Hello..umm..I'm sorry but I don't understamd your fic. Is Spike a girl/dragoness ? :rainbowhuh:



Oh..now I see....:twilightsheepish:


You are absolutely right that a guy can most definitely be feminine and still be male (just as RD is masculine but still female), though there is a subtle difference between a feminine guy and an equally feminine girl (and similarly a masculine girl and an equally masculine guy) which is what Spike has been grappling with in the fic and come to the conclusion that the guy part of feminine guy is not so accurate. I will definitely say that a similar subtlety definitely kept me in denial about being a trans-girl for a very long time (I'm sort of a tomboy and tend towards the butch side of things). So yeah, the spectrum of gender expressions for different genders is very wide, so wide that there is considerable overlap.

833745 You make a very valid point, and I agree with you, I think it's bucked up how males think that if they have emotions or understand women that they are not men, it's really annoying as buck as men think they can do anythnig and shove women in a corner, as if they are only good for sex, drinking or more sex...women have emotions and thought and are very smart, I know a lot of women who can kick a dude's ass, so women should have just as much right as males....ya know?


There are people in the tumblrverse talking about ponies and gender identity? Where?

Pretty cool. I felt that Spike's voice was somewhat OOC. The vocabulary used and such--Spike doesn't strike me as the type to say "perhaps". Besides that, I quite liked it.
Only other thing that bugged me was the mellow tone I got from it. The topic at hand is quite personal to me, but nothing in this really struck home, y'know? Nothing really reverberated with me, despite the fact that it should have.
But it's a bold work nonetheless. Always enjoy your stuff!


"The topic at hand is quite personal to me, but nothing in this really struck home, y'know?"

This would be because people write from personal experience. With this topic, I have none.

I've been considering expanding this, and if I do, making it as emotionally realistic as possible would be one of my top priorities.


There are quite a few trans* people and cis people who talk about it from time to time in the tumblrpon world (http://rainbowdash-likesgirls.tumblr.com/ comes to mind). Also, there are a lot of trans* people who are fans of the show and reblog MLP stuff on their tumblr's from time to time (I do this and if you are interested in my tumblr, you can PM me). Its actually rather interesting, but I was introduced to MLP by a trans* community that I am in.

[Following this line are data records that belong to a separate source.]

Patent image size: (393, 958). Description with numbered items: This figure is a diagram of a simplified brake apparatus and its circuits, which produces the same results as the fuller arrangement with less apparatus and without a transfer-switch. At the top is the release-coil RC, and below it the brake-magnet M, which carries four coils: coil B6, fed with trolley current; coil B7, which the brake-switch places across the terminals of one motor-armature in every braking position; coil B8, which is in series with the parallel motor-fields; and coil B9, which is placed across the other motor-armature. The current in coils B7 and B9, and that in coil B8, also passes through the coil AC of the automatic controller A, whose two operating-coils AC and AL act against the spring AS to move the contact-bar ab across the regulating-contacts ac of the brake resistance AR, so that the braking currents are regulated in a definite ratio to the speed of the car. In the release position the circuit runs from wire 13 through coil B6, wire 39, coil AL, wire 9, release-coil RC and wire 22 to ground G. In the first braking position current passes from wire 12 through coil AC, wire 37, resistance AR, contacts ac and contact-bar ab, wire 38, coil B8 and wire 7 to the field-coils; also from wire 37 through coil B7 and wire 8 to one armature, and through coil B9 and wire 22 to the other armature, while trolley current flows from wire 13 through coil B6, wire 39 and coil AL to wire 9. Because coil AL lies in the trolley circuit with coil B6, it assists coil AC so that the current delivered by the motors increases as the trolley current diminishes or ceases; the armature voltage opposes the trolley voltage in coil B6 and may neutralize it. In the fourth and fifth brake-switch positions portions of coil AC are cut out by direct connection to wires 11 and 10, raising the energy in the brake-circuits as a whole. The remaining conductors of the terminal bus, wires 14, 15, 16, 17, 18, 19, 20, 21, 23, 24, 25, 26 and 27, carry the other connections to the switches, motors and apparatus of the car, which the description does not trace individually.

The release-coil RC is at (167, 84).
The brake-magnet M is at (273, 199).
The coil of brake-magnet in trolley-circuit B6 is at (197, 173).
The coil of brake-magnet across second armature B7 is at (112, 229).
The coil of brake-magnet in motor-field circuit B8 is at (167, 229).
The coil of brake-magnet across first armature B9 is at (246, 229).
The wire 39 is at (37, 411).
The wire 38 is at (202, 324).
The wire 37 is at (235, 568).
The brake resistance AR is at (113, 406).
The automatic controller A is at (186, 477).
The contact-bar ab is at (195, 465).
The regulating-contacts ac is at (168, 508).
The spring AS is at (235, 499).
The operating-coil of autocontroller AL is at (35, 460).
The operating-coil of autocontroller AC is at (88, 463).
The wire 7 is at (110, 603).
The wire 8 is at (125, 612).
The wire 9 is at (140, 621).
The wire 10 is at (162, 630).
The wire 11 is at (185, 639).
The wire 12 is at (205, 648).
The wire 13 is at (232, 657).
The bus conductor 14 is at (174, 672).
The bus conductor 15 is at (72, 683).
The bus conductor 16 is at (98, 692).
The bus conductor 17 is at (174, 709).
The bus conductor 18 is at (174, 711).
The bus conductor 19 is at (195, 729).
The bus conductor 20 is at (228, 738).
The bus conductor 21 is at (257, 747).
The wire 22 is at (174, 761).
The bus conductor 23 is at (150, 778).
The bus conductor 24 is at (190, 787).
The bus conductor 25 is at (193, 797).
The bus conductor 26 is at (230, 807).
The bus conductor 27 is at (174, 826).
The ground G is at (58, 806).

Often, one feels a bizarre combination of fear, hope, and resignation before coming out (note, it is a highly variable experience). Fear that things will go badly. Hope that they will go well and even if they don't, that there will be some relief. Resignation to the negative consequences of coming out (very interesting coupling with fear). Then actually coming out can be rather gut wrenching, especially if it starts going sour. The first chapter of Dash's Secret (http://www.fimfiction.net/story/1876/Dash%27s-Secret) shows some of the emotions from the outside pretty well.


Sounds similar to coming out as gay, something I have a little bit of experience with (although not a lot, since it's easier in a college town.)